Wednesday, September 17, 2008
Piggie Girl Friendships
By Joanne Colangelo
Joanne Colangelo volunteers for a number of animal rescue organizations. She shares her experiences and stories of guinea pig interaction.
Photo Courtesy Joanne Colangelo
Guinea pigs Abbie (left) and Annie playing "train" where they follow one another during free time.
It was one of the most heart-wrenching finds of my life when I woke up to total silence one cool November morning. Usually my guinea pigs, Annie and Abbie, would be wheeking with excitement the minute they heard me rise, but this day was eerily different. I knew something was wrong but never expected what I saw.
There in their cage rested Annie; so quiet, so still. She looked at me as if to say, “It’s OK. I’m taking care of her.” Leaning her head gently on Annie’s side was Abbie; her eyes were dull and unfocused. Her body was failing her as she lay dying. Annie didn’t move a muscle, and it was as if I was losing them both. I know that I will never forget that sight, as it simultaneously exuded both the beauty and the sadness of true friendship.
There is no doubt that guinea pigs bond with one another. Annie and Abbie brought one another much joy during their years together, and Annie provided the comfort that Abbie needed as she departed this world. In life they would cuddle and play and although they shared their home with Annie’s baby, Monkee, they were still the closest of friends.
As herd animals, guinea pigs are happiest living with other guinea pigs. Most sows, or females, can easily live together once they establish who rules the roost. In my current female herd of four, the dominating pig clearly is Spicy, and the others accept it without quarrel. Spicy is always the first to eat and claims the coziest spot in the cage. Merri, Macie and Sweetie are calm and easy going and know that they eventually get their share, too. They don’t seem to mind giving Spicy such power.
Guinea pigs are social little beings. When I look at my crew, I can’t imagine them not having one another. In fact, Sweetie was my foster piggie and during the quarantine period, she had to be sequestered to a separate room. She was quiet and frightfully shy. There were no wheeks or whistles coming from her cage no matter how much time and attention my daughter and I gave her. However, Sweetie became a totally different pig when I integrated her with my girls. In fact, she has learned their piggie ways and joyfully follows them as they play or eat together.

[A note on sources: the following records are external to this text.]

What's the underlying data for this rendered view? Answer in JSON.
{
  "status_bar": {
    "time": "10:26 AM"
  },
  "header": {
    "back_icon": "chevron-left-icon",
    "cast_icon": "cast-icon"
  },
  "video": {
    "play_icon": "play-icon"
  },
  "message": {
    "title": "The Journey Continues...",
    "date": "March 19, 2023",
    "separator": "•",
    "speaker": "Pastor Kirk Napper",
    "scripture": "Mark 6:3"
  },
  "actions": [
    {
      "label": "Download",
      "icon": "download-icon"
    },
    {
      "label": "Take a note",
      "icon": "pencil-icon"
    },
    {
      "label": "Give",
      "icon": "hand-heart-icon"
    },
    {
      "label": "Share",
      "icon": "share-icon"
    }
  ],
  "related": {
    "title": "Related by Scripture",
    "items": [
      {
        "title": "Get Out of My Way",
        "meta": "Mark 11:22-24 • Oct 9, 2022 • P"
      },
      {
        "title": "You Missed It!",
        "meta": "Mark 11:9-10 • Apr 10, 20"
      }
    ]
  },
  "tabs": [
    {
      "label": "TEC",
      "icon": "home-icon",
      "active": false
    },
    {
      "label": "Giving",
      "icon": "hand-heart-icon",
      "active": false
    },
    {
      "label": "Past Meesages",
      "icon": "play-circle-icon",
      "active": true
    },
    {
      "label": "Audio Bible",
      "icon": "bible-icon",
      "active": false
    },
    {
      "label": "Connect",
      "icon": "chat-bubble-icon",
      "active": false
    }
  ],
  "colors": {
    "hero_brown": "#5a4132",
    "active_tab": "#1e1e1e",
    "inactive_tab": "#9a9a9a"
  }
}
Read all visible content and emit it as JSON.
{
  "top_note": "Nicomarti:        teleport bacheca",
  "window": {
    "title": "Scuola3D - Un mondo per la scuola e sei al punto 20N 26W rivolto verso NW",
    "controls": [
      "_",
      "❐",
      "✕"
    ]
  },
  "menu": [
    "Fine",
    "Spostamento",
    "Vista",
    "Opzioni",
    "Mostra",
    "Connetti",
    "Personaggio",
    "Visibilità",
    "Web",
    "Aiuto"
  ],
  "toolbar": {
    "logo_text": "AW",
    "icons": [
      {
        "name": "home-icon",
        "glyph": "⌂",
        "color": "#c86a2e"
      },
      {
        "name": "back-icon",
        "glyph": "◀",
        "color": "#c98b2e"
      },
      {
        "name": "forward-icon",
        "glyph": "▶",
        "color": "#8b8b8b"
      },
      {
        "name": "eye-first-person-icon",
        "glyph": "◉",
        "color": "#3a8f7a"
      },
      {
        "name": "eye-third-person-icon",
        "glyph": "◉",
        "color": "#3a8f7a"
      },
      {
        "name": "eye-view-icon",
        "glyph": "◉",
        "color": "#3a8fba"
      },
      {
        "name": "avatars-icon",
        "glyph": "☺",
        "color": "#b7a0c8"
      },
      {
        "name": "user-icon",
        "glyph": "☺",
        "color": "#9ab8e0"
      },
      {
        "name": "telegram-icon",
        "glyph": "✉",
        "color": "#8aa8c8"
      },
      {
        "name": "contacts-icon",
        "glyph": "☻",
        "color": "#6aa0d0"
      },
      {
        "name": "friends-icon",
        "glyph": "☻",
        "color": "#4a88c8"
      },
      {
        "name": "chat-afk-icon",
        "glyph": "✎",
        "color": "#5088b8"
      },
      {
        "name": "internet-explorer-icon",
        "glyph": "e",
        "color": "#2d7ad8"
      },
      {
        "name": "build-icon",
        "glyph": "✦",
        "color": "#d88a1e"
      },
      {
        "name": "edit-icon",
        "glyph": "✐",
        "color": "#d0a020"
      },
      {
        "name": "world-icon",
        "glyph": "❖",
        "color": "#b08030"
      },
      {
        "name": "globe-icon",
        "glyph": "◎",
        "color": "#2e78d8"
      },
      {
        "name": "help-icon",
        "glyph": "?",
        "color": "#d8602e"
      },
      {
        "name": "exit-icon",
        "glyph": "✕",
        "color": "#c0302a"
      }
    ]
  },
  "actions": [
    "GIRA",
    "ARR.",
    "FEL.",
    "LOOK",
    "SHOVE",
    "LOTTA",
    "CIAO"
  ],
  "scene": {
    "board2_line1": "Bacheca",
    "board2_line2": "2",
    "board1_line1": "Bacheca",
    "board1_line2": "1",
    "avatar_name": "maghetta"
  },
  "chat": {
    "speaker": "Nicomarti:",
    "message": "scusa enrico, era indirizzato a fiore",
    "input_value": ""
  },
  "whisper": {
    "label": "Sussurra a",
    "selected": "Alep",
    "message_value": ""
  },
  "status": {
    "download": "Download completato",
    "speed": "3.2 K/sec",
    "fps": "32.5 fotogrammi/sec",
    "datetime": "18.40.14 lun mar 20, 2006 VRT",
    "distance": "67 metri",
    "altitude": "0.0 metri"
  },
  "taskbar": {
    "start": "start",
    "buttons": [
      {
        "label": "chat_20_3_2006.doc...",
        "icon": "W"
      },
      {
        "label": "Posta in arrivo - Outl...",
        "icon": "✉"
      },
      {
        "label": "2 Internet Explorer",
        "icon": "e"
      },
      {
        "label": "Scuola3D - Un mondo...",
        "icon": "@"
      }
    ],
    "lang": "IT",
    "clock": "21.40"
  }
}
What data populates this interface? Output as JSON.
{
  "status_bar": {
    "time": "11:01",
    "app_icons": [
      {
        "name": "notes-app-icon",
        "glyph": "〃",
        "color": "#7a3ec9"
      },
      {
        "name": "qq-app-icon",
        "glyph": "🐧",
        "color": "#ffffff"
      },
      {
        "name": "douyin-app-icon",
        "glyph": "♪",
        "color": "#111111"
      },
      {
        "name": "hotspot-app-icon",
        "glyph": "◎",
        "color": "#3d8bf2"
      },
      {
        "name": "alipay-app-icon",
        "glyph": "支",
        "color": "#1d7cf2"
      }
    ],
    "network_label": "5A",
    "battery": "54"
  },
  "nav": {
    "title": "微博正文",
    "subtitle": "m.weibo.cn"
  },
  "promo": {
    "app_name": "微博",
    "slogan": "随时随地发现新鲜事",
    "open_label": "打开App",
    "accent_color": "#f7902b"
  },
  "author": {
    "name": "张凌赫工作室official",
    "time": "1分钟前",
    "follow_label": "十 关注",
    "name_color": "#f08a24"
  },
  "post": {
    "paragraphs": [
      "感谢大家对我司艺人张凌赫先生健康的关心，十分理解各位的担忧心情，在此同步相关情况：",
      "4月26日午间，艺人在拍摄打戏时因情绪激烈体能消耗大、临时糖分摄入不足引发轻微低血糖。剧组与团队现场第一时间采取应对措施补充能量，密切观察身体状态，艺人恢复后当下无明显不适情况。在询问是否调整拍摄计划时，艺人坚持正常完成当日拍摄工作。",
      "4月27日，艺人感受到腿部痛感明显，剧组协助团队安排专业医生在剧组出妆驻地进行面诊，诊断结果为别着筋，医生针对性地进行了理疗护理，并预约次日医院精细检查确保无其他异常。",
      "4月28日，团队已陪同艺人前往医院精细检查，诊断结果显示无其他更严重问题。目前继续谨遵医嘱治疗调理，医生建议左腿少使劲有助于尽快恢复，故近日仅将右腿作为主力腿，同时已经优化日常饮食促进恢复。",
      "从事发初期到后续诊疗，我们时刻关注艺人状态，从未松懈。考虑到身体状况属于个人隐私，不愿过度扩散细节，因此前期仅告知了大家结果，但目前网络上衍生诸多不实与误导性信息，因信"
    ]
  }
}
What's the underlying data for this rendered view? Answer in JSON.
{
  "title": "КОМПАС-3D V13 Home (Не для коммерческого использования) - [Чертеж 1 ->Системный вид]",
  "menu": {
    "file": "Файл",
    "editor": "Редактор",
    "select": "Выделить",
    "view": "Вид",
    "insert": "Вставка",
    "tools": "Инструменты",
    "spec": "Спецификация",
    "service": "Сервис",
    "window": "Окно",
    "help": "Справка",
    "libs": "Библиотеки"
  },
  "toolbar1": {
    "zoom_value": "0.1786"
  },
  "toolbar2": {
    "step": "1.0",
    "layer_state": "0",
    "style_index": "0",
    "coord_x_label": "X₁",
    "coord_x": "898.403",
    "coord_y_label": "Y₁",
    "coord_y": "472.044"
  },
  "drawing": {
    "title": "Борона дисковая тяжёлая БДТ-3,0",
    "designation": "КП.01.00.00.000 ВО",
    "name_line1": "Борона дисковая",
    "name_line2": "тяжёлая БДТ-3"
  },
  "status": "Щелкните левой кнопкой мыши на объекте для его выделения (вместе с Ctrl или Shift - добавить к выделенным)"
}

Of course, there are always exceptions to the rule. Some sows don’t get along well with other females, but eagerly accept a neutered boar, or male. It’s most important that the boar is indeed neutered to prevent producing a litter. There are also female guinea pigs that prefer living alone. In that case, I would hope that the single female pig is placed in the middle of where the action takes place in the home.
The bottom line is that when it comes to compatible living arrangements, it has everything to do with individual personalities. However, when piggie girls form friendships with other guinea pigs, it’s just so sweet and sure to warm your heart.